DEFINE ROUTE EdgeToCloud WITH TYPE MQTT_BRIDGE ADD SOURCE_CONFIG WITH BROKER SELF ADD DESTINATION_CONFIG WITH BROKER_ADDRESS GET ENV "CLOUD_BROKER_HOST" WITH BROKER_PORT '8883' WITH CLIENT_ID GET ENV "EDGE_SITE_ID" WITH USERNAME GET ENV "CLOUD_BROKER_USER" WITH PASSWORD GET SECRET "CLOUD_BROKER_PASSWORD" WITH USE_TLS "true" ADD MAPPING aggregateUplink WITH SOURCE_TOPIC "aggregates/#" WITH DESTINATION_TOPIC "lisbon-park/aggregates/#" WITH DIRECTION "out" ADD MAPPING alertUplink WITH SOURCE_TOPIC "alerts/#" WITH DESTINATION_TOPIC "lisbon-park/alerts/#" WITH DIRECTION "out" ADD MAPPING commandsDownlink WITH SOURCE_TOPIC "lisbon-park/commands/#" WITH DESTINATION_TOPIC "commands/#" WITH DIRECTION "in"

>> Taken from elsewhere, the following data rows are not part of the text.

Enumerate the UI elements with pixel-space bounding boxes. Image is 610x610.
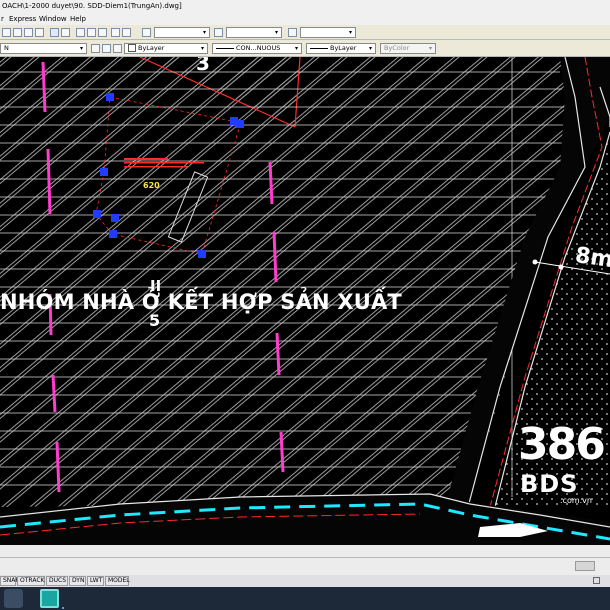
- road-width-label: 8m: [573, 243, 610, 274]
- chevron-down-icon: ▾: [428, 45, 432, 52]
- tray-settings-icon[interactable]: [593, 577, 600, 584]
- design-center-icon[interactable]: [87, 28, 96, 37]
- zoom-window-icon[interactable]: [50, 28, 59, 37]
- dim-style-dropdown[interactable]: ▾: [226, 27, 282, 38]
- menu-item-partial[interactable]: r: [1, 13, 4, 25]
- menu-item-help[interactable]: Help: [70, 13, 86, 25]
- zone-label: NHÓM NHÀ Ở KẾT HỢP SẢN XUẤT: [0, 290, 402, 314]
- text-style-dropdown[interactable]: ▾: [154, 27, 210, 38]
- properties-toolbar: N ▾ ByLayer ▾ CON...NUOUS ▾ ByLayer ▾ By…: [0, 40, 610, 57]
- pan-icon[interactable]: [24, 28, 33, 37]
- lot-number-top: 3: [196, 57, 210, 75]
- watermark-number: 386: [518, 419, 606, 470]
- window-title-bar: OACH\1-2000 duyet\90. SDD-Diem1(TrungAn)…: [0, 0, 610, 13]
- snap-toggle[interactable]: SNAP: [0, 576, 19, 586]
- horizontal-scrollbar-thumb[interactable]: [575, 561, 595, 571]
- dimension-tick: [558, 264, 564, 270]
- watermark-domain: .com.vn: [560, 496, 592, 505]
- taskbar-app-icon[interactable]: [4, 589, 23, 608]
- area-label: 620: [143, 181, 160, 190]
- chevron-down-icon: ▾: [348, 29, 352, 36]
- plotstyle-dropdown[interactable]: ByColor ▾: [380, 43, 436, 54]
- zone-code-top: II: [150, 277, 162, 295]
- layer-states-icon[interactable]: [113, 44, 122, 53]
- lineweight-dropdown[interactable]: ByLayer ▾: [306, 43, 376, 54]
- zoom-realtime-icon[interactable]: [35, 28, 44, 37]
- menu-item-express[interactable]: Express: [9, 13, 36, 25]
- sheet-set-icon[interactable]: [111, 28, 120, 37]
- dyn-toggle[interactable]: DYN: [69, 576, 86, 586]
- zoom-previous-icon[interactable]: [61, 28, 70, 37]
- properties-icon[interactable]: [76, 28, 85, 37]
- menu-bar: r Express Window Help: [0, 13, 610, 25]
- model-toggle[interactable]: MODEL: [105, 576, 130, 586]
- table-style-icon[interactable]: [288, 28, 297, 37]
- layout-tabs-area: [0, 545, 610, 575]
- drawing-canvas[interactable]: 3 620 NHÓM NHÀ Ở KẾT HỢP SẢN XUẤT II 5 8…: [0, 57, 610, 545]
- make-current-layer-icon[interactable]: [91, 44, 100, 53]
- undo-icon[interactable]: [2, 28, 11, 37]
- tool-palettes-icon[interactable]: [98, 28, 107, 37]
- calculator-icon[interactable]: [122, 28, 131, 37]
- taskbar: [0, 587, 610, 610]
- linetype-dropdown[interactable]: CON...NUOUS ▾: [212, 43, 302, 54]
- table-style-dropdown[interactable]: ▾: [300, 27, 356, 38]
- watermark-brand: BDS: [520, 470, 579, 498]
- ducs-toggle[interactable]: DUCS: [46, 576, 68, 586]
- chevron-down-icon: ▾: [200, 45, 204, 52]
- text-style-icon[interactable]: [142, 28, 151, 37]
- lwt-toggle[interactable]: LWT: [87, 576, 104, 586]
- chevron-down-icon: ▾: [79, 45, 83, 52]
- active-indicator: [62, 607, 64, 609]
- chevron-down-icon: ▾: [294, 45, 298, 52]
- linetype-value: CON...NUOUS: [236, 44, 281, 52]
- color-dropdown[interactable]: ByLayer ▾: [124, 43, 208, 54]
- dim-style-icon[interactable]: [214, 28, 223, 37]
- status-bar: SNAP OTRACK DUCS DYN LWT MODEL: [0, 575, 610, 587]
- dimension-tick: [532, 259, 538, 265]
- lineweight-preview: [310, 47, 328, 49]
- otrack-toggle[interactable]: OTRACK: [17, 576, 45, 586]
- zone-code-bottom: 5: [149, 311, 161, 330]
- layer-value: N: [4, 44, 9, 52]
- autocad-app-icon[interactable]: [40, 589, 59, 608]
- layer-previous-icon[interactable]: [102, 44, 111, 53]
- color-value: ByLayer: [138, 44, 165, 52]
- divider: [0, 557, 610, 558]
- chevron-down-icon: ▾: [274, 29, 278, 36]
- chevron-down-icon: ▾: [202, 29, 206, 36]
- color-swatch: [128, 44, 136, 52]
- linetype-preview: [216, 47, 234, 49]
- standard-toolbar: ▾ ▾ ▾: [0, 25, 610, 40]
- chevron-down-icon: ▾: [368, 45, 372, 52]
- redo-icon[interactable]: [13, 28, 22, 37]
- menu-item-window[interactable]: Window: [39, 13, 67, 25]
- window-title: OACH\1-2000 duyet\90. SDD-Diem1(TrungAn)…: [2, 2, 182, 10]
- plotstyle-value: ByColor: [384, 44, 410, 52]
- layer-dropdown[interactable]: N ▾: [0, 43, 87, 54]
- lineweight-value: ByLayer: [330, 44, 357, 52]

The site prefix (lisbon-park) is added on the cloud side, so multiple parks — or buildings, or cities, or fleet regions — can coexist on the same cloud broker without topic collisions.
Once the cloud is receiving aggregates and alerts as MQTT topics, you can compose more patterns on top of it:
Cloud database route for central analytics. Add a PostgreSQL or CrateDB route on the cloud broker that subscribes to +/aggregates/# and inserts into a multi-site table. Now you have one historian with data from every site, queryable for trends, capacity planning, and cross-park benchmarks. The exact same EVENT ... QUERY pattern from the Live KPIs from a Database section works here.

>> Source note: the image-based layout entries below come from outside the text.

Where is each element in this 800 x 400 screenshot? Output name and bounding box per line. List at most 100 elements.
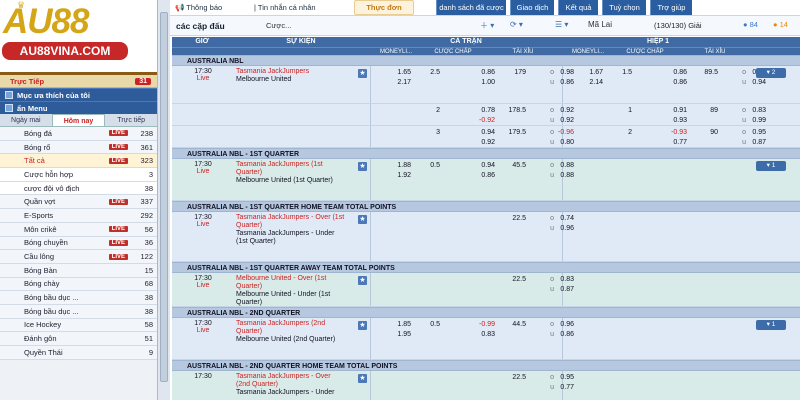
sport-item[interactable]: Bóng Bàn 15 xyxy=(0,263,157,278)
favorite-star-icon[interactable]: ★ xyxy=(358,321,367,330)
odds-cell[interactable]: 1.92 xyxy=(387,172,411,179)
odds-cell[interactable]: 22.5 xyxy=(502,374,526,381)
topbar-button-0[interactable]: danh sách đã cược xyxy=(436,0,506,15)
odds-cell[interactable]: 179.5 xyxy=(502,129,526,136)
odds-cell[interactable]: -0.96 xyxy=(550,129,574,136)
sport-item[interactable]: Quần vợt LIVE 337 xyxy=(0,195,157,210)
odds-cell[interactable]: 1.85 xyxy=(387,321,411,328)
sport-item[interactable]: Tất cả LIVE 323 xyxy=(0,154,157,169)
sport-item[interactable]: Đánh gôn 51 xyxy=(0,332,157,346)
odds-cell[interactable]: 0.98 xyxy=(550,69,574,76)
home-team[interactable]: Tasmania JackJumpers xyxy=(236,68,346,76)
away-team[interactable]: Tasmania JackJumpers - Under xyxy=(236,389,346,397)
sidebar-scrollbar[interactable] xyxy=(157,0,170,400)
odds-cell[interactable]: 1.5 xyxy=(608,69,632,76)
odds-cell[interactable]: 0.87 xyxy=(742,139,766,146)
odds-cell[interactable]: 0.80 xyxy=(550,139,574,146)
sport-item[interactable]: Bóng bầu dục ... 38 xyxy=(0,291,157,305)
favorite-star-icon[interactable]: ★ xyxy=(358,374,367,383)
odds-cell[interactable]: 1.00 xyxy=(471,79,495,86)
odds-cell[interactable]: 0.86 xyxy=(471,172,495,179)
odds-cell[interactable]: 0.83 xyxy=(742,107,766,114)
odds-cell[interactable]: 90 xyxy=(694,129,718,136)
odds-cell[interactable]: 0.86 xyxy=(663,79,687,86)
odds-cell[interactable]: 0.88 xyxy=(550,162,574,169)
odds-cell[interactable]: 0.77 xyxy=(663,139,687,146)
odds-cell[interactable]: 0.94 xyxy=(471,129,495,136)
league-count[interactable]: (130/130) Giải xyxy=(654,21,702,30)
odds-cell[interactable]: 22.5 xyxy=(502,276,526,283)
odds-cell[interactable]: 2.17 xyxy=(387,79,411,86)
hide-menu-bar[interactable]: ẩn Menu xyxy=(0,101,157,114)
odds-cell[interactable]: 0.96 xyxy=(550,225,574,232)
odds-cell[interactable]: 0.92 xyxy=(471,139,495,146)
home-team[interactable]: Tasmania JackJumpers - Over (2nd Quarter… xyxy=(236,373,346,389)
favorites-bar[interactable]: Mục ưa thích của tôi xyxy=(0,88,157,101)
odds-cell[interactable]: 22.5 xyxy=(502,215,526,222)
tab-0[interactable]: Ngày mai xyxy=(0,114,52,126)
odds-cell[interactable]: 89 xyxy=(694,107,718,114)
away-team[interactable]: Melbourne United (1st Quarter) xyxy=(236,177,346,185)
league-header[interactable]: AUSTRALIA NBL - 1ST QUARTER xyxy=(172,148,800,159)
sort-icon[interactable]: ☰ ▾ xyxy=(555,20,568,29)
notice-link[interactable]: 📢 Thông báo xyxy=(175,3,222,12)
sport-item[interactable]: Bóng bầu dục ... 38 xyxy=(0,304,157,319)
odds-cell[interactable]: 0.74 xyxy=(550,215,574,222)
topbar-button-3[interactable]: Tuỳ chọn xyxy=(602,0,646,15)
favorite-star-icon[interactable]: ★ xyxy=(358,276,367,285)
odds-cell[interactable]: 0.87 xyxy=(550,286,574,293)
odds-cell[interactable]: 2.5 xyxy=(416,69,440,76)
odds-cell[interactable]: 0.86 xyxy=(550,79,574,86)
odds-cell[interactable]: 0.94 xyxy=(742,79,766,86)
odds-cell[interactable]: 0.5 xyxy=(416,162,440,169)
home-team[interactable]: Tasmania JackJumpers (1st Quarter) xyxy=(236,161,346,177)
odds-cell[interactable]: -0.99 xyxy=(471,321,495,328)
live-now-item[interactable]: Trực Tiếp 31 xyxy=(0,75,157,88)
more-markets-button[interactable]: ▾ 1 xyxy=(756,161,786,171)
topbar-button-4[interactable]: Trợ giúp xyxy=(650,0,692,15)
odds-cell[interactable]: 179 xyxy=(502,69,526,76)
league-header[interactable]: AUSTRALIA NBL xyxy=(172,55,800,66)
away-team[interactable]: Melbourne United xyxy=(236,76,346,84)
tab-2[interactable]: Trực tiếp xyxy=(105,114,157,126)
odds-cell[interactable]: 0.95 xyxy=(742,129,766,136)
more-markets-button[interactable]: ▾ 1 xyxy=(756,320,786,330)
odds-cell[interactable]: 3 xyxy=(416,129,440,136)
tab-1[interactable]: Hôm nay xyxy=(51,114,106,126)
odds-cell[interactable]: 2 xyxy=(608,129,632,136)
away-team[interactable]: Melbourne United - Under (1st Quarter) xyxy=(236,291,346,307)
league-header[interactable]: AUSTRALIA NBL - 1ST QUARTER AWAY TEAM TO… xyxy=(172,262,800,273)
odds-cell[interactable]: 0.92 xyxy=(550,117,574,124)
odds-cell[interactable]: 0.96 xyxy=(550,321,574,328)
odds-cell[interactable]: 1 xyxy=(608,107,632,114)
topbar-button-1[interactable]: Giao dịch xyxy=(510,0,554,15)
odds-cell[interactable]: 89.5 xyxy=(694,69,718,76)
odds-cell[interactable]: 44.5 xyxy=(502,321,526,328)
away-team[interactable]: Tasmania JackJumpers - Under (1st Quarte… xyxy=(236,230,346,246)
favorite-star-icon[interactable]: ★ xyxy=(358,69,367,78)
odds-cell[interactable]: 0.88 xyxy=(550,172,574,179)
odds-cell[interactable]: 0.77 xyxy=(550,384,574,391)
odds-cell[interactable]: 0.86 xyxy=(550,331,574,338)
favorite-star-icon[interactable]: ★ xyxy=(358,215,367,224)
odds-cell[interactable]: 0.78 xyxy=(471,107,495,114)
odds-cell[interactable]: -0.92 xyxy=(471,117,495,124)
sport-item[interactable]: Bóng chày 68 xyxy=(0,277,157,292)
odds-cell[interactable]: 0.86 xyxy=(471,69,495,76)
away-team[interactable]: Melbourne United (2nd Quarter) xyxy=(236,336,346,344)
sport-item[interactable]: cược đội vô địch 38 xyxy=(0,181,157,196)
sport-item[interactable]: Ice Hockey 58 xyxy=(0,318,157,333)
odds-cell[interactable]: -0.93 xyxy=(663,129,687,136)
odds-cell[interactable]: 0.5 xyxy=(416,321,440,328)
sport-item[interactable]: Quyền Thái 9 xyxy=(0,346,157,360)
sport-item[interactable]: Bóng đá LIVE 238 xyxy=(0,127,157,141)
market-select[interactable]: Mã Lai xyxy=(588,20,612,29)
more-markets-button[interactable]: ▾ 2 xyxy=(756,68,786,78)
favorite-star-icon[interactable]: ★ xyxy=(358,162,367,171)
odds-cell[interactable]: 2 xyxy=(416,107,440,114)
sport-item[interactable]: Bóng rổ LIVE 361 xyxy=(0,140,157,155)
odds-cell[interactable]: 0.99 xyxy=(742,117,766,124)
odds-cell[interactable]: 45.5 xyxy=(502,162,526,169)
sport-item[interactable]: Bóng chuyền LIVE 36 xyxy=(0,236,157,251)
add-icon[interactable]: ＋ ▾ xyxy=(480,20,494,31)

Cloud dashboards. External visualization tools (or MQTT clients) subscribed to +/aggregates/# and +/alerts/# on a cloud broker give corporate or operations teams a unified view of every site.

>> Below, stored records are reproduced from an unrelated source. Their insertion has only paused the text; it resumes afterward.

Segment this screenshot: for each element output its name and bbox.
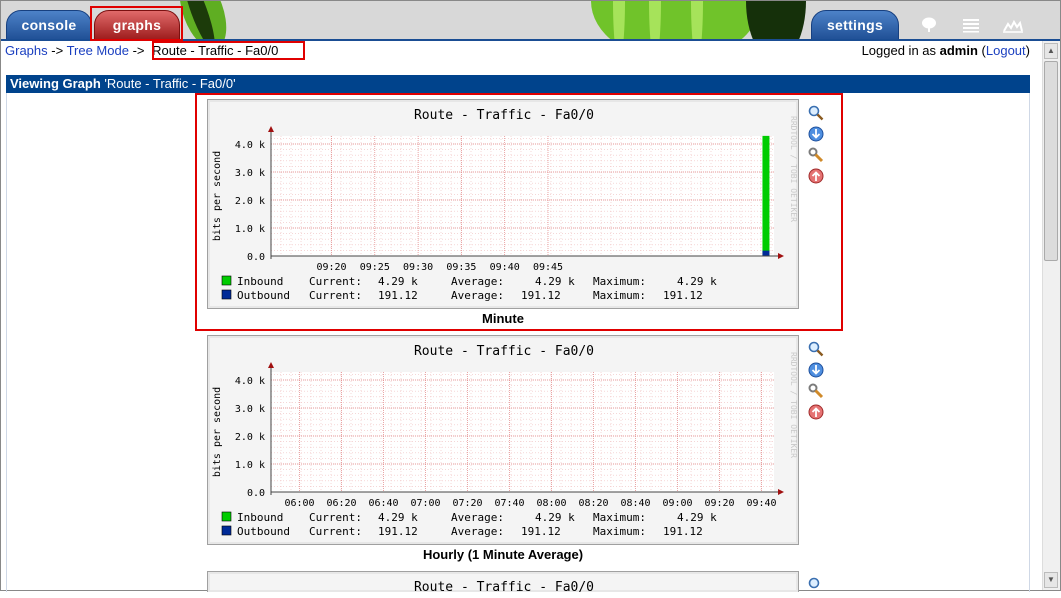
scroll-thumb[interactable] (1044, 61, 1058, 261)
zoom-icon[interactable] (808, 105, 824, 121)
breadcrumb-tree-mode-link[interactable]: Tree Mode (67, 43, 129, 58)
decor-leaf-edge (746, 1, 806, 39)
x-tick-label: 06:00 (284, 498, 314, 509)
legend-outbound-average-label: Average: (451, 525, 504, 538)
scroll-down-button[interactable]: ▼ (1044, 572, 1058, 588)
export-icon[interactable] (808, 126, 824, 142)
graph-actions-hourly (808, 341, 826, 425)
x-axis-arrow (778, 489, 784, 495)
decor-leaf-stripe (649, 1, 661, 39)
viewing-graph-header: Viewing Graph 'Route - Traffic - Fa0/0' (6, 75, 1030, 93)
x-tick-label: 09:40 (746, 498, 776, 509)
login-paren-open: ( (977, 43, 986, 58)
top-icon[interactable] (808, 168, 824, 184)
y-axis-arrow (268, 362, 274, 368)
legend-inbound-average-label: Average: (451, 511, 504, 524)
vertical-scrollbar[interactable]: ▲ ▼ (1042, 41, 1060, 590)
legend-swatch-inbound (221, 511, 232, 522)
legend-inbound-current-label: Current: (309, 511, 362, 524)
graph-title: Route - Traffic - Fa0/0 (414, 580, 594, 593)
list-icon (962, 19, 980, 36)
graph-image-hourly[interactable]: Route - Traffic - Fa0/0 bits per second … (207, 335, 799, 545)
top-icon[interactable] (808, 404, 824, 420)
legend-inbound-average: 4.29 k (535, 511, 575, 524)
x-tick-label: 08:20 (578, 498, 608, 509)
preview-icon (1003, 19, 1023, 36)
graph-actions-daily (808, 577, 826, 598)
login-paren-close: ) (1025, 43, 1030, 58)
decor-leaf-stripe (691, 1, 703, 39)
breadcrumb-graphs-link[interactable]: Graphs (5, 43, 48, 58)
properties-icon[interactable] (808, 383, 824, 399)
y-tick-label: 0.0 (247, 488, 265, 499)
breadcrumb-separator: -> (128, 43, 149, 58)
plot-area (271, 372, 774, 492)
zoom-icon[interactable] (808, 341, 824, 357)
x-tick-label: 08:00 (536, 498, 566, 509)
legend-swatch-outbound (221, 525, 232, 536)
x-tick-label: 06:20 (326, 498, 356, 509)
x-tick-label: 07:20 (452, 498, 482, 509)
y-tick-label: 3.0 k (235, 404, 265, 415)
graph-caption-hourly: Hourly (1 Minute Average) (422, 547, 584, 562)
scroll-up-button[interactable]: ▲ (1044, 43, 1058, 59)
properties-icon[interactable] (808, 147, 824, 163)
decor-leaf-stripe (613, 1, 625, 39)
graph-actions-minute (808, 105, 826, 189)
graph-title: Route - Traffic - Fa0/0 (414, 344, 594, 359)
x-tick-label: 09:20 (704, 498, 734, 509)
legend-outbound-maximum-label: Maximum: (593, 525, 646, 538)
x-tick-label: 07:00 (410, 498, 440, 509)
legend-outbound-average: 191.12 (521, 525, 561, 538)
legend-outbound-name: Outbound (237, 525, 290, 538)
preview-view-tab[interactable] (992, 10, 1034, 39)
y-tick-label: 1.0 k (235, 460, 265, 471)
y-axis-label: bits per second (212, 387, 223, 477)
rrdtool-watermark: RRDTOOL / TOBI OETIKER (789, 352, 798, 458)
tab-console[interactable]: console (6, 10, 92, 39)
x-tick-label: 09:00 (662, 498, 692, 509)
viewing-graph-label: Viewing Graph (10, 76, 101, 91)
y-tick-label: 4.0 k (235, 376, 265, 387)
legend-inbound-maximum-label: Maximum: (593, 511, 646, 524)
legend-outbound-maximum: 191.12 (663, 525, 703, 538)
list-view-tab[interactable] (950, 10, 992, 39)
login-status: Logged in as admin (Logout) (862, 41, 1030, 60)
legend-outbound-current-label: Current: (309, 525, 362, 538)
legend-inbound-maximum: 4.29 k (677, 511, 717, 524)
x-tick-label: 07:40 (494, 498, 524, 509)
tree-icon (920, 17, 938, 36)
breadcrumb-separator: -> (47, 43, 67, 58)
tree-view-tab[interactable] (908, 10, 950, 39)
highlight-graphs-tab (90, 6, 183, 41)
viewing-graph-name: 'Route - Traffic - Fa0/0' (100, 76, 236, 91)
legend-inbound-name: Inbound (237, 511, 283, 524)
graph-plot-hourly: Route - Traffic - Fa0/0 bits per second … (212, 344, 798, 538)
highlight-minute-graph (195, 93, 843, 331)
logout-link[interactable]: Logout (986, 43, 1026, 58)
login-prefix: Logged in as (861, 43, 940, 58)
highlight-breadcrumb (152, 41, 305, 60)
legend-outbound-current: 191.12 (378, 525, 418, 538)
x-tick-label: 06:40 (368, 498, 398, 509)
tab-settings[interactable]: settings (811, 10, 899, 39)
legend-inbound-current: 4.29 k (378, 511, 418, 524)
export-icon[interactable] (808, 362, 824, 378)
graph-image-daily[interactable]: Route - Traffic - Fa0/0 (207, 571, 799, 593)
x-tick-label: 08:40 (620, 498, 650, 509)
login-user: admin (939, 43, 978, 58)
y-tick-label: 2.0 k (235, 432, 265, 443)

Cross-site KPIs. A scheduled EVENT on the cloud’s database can publish company-wide KPIs (SELECT AVG(...) GROUP BY site_id) as MQTT topics, just like a single-site KPI — but rolled up across the whole portfolio.
AI / MCP routes on the cloud. Plug an AGENT route into the cloud broker so an AI assistant can answer questions about the entire fleet without ever needing to touch the edge.
The bridge is the boundary; everything above it is business; everything below it is operations. Each side can evolve independently.